Aussi c’est donc bien les Français qui eurent l’idée, assez géniale il faut bien le reconnaitre, de transporter plusieurs dizaines de fantassins ou de parachutistes à bord d’escadrilles complètes d’hélicoptères au plus près du point d’accrochage avec les forces ennemies. En plus cela se faisait souvent sous la protection machines légères types Alouette II et/ou Bell 47G armées de mitrailleuses et de paniers à roquettes. On ne parlait toutefois pas encore d’hélicoptères de combat.
Rapidement les amiraux français comprirent l’intérêt de l’hélicoptère dans le déploiement de forces terrestres et amphibies. Il faut dire qu’ils étaient bien conseillés par quelques opiniâtres officiers qui plaidaient régulièrement la cause des voilures tournantes.Et c’est donc assez logiquement que l’Aviation Navale eut pour mission de créer sa propre unité de transport héliportée opérationnelle apte à être déployée sur le théâtre d’opérations en Algérie.
Ce fut chose faite le 1er août 1956 avec la création de la Flottille 31F qui reprend en fait une partie des machines de la section hélicoptère de l’Escadrille 10S à savoir cinq Piasecki H-21C, surnommés affectueusement les « Bananes Volantes » par les pilotes de l’ALAT. Il faut dire que ce sont eux qui avaient initialement acquis ces hélices. Le lieutenant de vaisseau Jacques Bally, premier pacha de la 31F, refuse cependant de prendre les deux Sikorsky H-19 venus de la 10S. Dans son esprit la nouvelle flottille ne peut pas être faite de bric et broc, elle doit rester rationnelle. On est marin ou on ne l’est pas, même à bord d’un hélico.
Au cours des semaines suivantes l’Armée de Terre va livrer à Bally et à ses hommes cinq autres H-21C. En parallèle de l’entraînement aux missions de transport et d’assaut des pilotes le LV Bally va concevoir un programme visant à habituer les fusiliers-marins, et surtout les commandos de marine, à voler à partir de ces drôles de machines bruyantes et suintant l’huile de partout. Sans le savoir il crée un modèle du genre.
L’aéronavale française n’ayant pas à proprement parler alors de site de transport aérien c’est depuis la Base Aérienne 149 d’Alger-Maison Blanche que les hommes de la 31F font voler leurs Bananes Volantes.

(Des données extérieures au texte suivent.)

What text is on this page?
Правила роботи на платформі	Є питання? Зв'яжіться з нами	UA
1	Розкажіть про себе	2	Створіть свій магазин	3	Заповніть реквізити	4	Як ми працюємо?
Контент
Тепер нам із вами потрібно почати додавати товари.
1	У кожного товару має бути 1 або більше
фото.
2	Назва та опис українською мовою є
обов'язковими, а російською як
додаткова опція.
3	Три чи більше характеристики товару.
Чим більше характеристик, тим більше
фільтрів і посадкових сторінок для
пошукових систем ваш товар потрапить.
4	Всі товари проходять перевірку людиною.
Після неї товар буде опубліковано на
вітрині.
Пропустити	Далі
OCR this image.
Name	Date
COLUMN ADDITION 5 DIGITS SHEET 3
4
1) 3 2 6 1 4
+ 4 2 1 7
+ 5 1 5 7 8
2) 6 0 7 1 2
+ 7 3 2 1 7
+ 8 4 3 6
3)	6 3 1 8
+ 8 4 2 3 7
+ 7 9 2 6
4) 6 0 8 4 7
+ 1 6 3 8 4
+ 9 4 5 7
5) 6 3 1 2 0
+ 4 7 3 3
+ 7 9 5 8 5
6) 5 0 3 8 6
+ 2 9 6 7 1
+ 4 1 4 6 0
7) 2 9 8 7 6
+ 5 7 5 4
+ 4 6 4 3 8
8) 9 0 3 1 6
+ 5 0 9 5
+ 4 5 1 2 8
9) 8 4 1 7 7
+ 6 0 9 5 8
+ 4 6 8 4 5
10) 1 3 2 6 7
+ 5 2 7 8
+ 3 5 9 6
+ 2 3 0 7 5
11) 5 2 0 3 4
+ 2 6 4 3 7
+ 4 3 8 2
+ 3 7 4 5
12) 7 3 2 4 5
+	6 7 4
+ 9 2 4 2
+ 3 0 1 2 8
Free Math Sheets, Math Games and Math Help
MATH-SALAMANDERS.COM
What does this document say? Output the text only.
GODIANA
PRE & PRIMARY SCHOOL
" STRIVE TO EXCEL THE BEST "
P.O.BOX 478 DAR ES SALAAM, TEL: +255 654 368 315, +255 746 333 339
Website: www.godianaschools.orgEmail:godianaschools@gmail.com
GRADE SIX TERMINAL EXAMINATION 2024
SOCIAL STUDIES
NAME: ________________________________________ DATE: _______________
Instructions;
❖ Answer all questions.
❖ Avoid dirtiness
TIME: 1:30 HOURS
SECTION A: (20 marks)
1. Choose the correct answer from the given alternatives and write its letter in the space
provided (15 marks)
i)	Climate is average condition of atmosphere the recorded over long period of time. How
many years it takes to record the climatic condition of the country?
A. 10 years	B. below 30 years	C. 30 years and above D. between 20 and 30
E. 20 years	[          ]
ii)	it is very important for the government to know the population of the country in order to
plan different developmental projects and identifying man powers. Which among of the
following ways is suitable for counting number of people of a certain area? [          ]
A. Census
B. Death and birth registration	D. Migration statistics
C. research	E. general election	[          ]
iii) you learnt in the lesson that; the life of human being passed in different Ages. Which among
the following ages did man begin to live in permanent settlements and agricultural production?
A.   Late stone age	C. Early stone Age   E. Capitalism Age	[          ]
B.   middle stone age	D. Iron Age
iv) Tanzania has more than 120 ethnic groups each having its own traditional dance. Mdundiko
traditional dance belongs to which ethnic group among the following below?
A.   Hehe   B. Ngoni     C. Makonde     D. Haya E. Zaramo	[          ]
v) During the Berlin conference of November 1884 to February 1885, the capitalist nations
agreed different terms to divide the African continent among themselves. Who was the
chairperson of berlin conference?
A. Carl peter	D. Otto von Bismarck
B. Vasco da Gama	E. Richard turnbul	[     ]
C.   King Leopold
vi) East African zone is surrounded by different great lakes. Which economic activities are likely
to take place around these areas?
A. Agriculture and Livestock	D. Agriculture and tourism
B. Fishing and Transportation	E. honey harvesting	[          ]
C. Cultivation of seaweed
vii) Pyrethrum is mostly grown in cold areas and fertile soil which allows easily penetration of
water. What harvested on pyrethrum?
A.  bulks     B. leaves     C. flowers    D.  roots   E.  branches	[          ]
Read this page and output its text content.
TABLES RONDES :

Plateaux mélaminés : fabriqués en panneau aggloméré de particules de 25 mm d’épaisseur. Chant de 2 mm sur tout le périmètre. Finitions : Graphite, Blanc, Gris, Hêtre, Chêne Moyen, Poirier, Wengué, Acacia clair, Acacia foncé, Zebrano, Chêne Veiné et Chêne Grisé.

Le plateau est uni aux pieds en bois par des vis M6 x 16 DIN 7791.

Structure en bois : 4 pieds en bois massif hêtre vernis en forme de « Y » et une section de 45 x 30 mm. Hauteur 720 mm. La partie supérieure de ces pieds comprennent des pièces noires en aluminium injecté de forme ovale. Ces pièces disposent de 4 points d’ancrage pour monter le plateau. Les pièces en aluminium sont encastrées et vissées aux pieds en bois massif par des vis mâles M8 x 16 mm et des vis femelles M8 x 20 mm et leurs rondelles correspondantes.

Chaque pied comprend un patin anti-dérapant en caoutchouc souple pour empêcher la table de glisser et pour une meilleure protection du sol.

Dans un premier temps cependant les H-21C de la Flottille 31F ne réalisent pas totalement des missions de combat contre la résistance algérienne, plutôt du soutien opérationnel ou des vols d’évacuation sanitaire. C’est d’ailleurs à l’occasion d’un de ceux-ci que l’unité connait son premier drame marquant : dans la soirée du 25 janvier 1957 un de leurs appareils est pris sous le feu ennemi, l’appareil s’écrase avant d’avoir pu récupérer son blessé. Trois des quatre membres d’équipage sont tués, le survivant souffre de multiples blessures.
Quelques semaines plus tard lors d’une mission de récupération de commandos sur un piton rocheux un autre H-21C est pris sous le feu d’armes automatiques de combattants de l’ALN (l’armée de libération nationale, la branche militaire du FLN) qui touchent l’hélicoptère au niveau du moteur. L’appareil s’écrase violemment et se couche sur le flanc droit. Par miracle les quatre membres d’équipage s’en sortent quasi indemnes, hormis une entorse à la cheville et un poignet fracturé.
Le 17 septembre 1957 la Flottille 31F voit arriver son troisième pacha, après le passage-éclair du LV Pierre Michel, en la personne du LV Eugène Babot. Ce dernier est un véritable meneur d’hommes. Finis les missions secondaires la flottille et ses H-21C participeront à des missions de lutte contre la résistance algérienne en transportant commandos de marine et légionnaires dans les endroits les plus improbables du territoire algérien. À l’instar des pilotes de l’ALAT les équipages de la 31F se font, sous l’impulsion du LV Babot une spécialité dans le posée d’assaut sous le feu ennemi. Il est d’ailleurs le premier à envisager que ses hélicoptères embarquent une mitrailleuse de sabord pour assurer l’autodéfense de l’appareil, la future gundoor désormais bien connue.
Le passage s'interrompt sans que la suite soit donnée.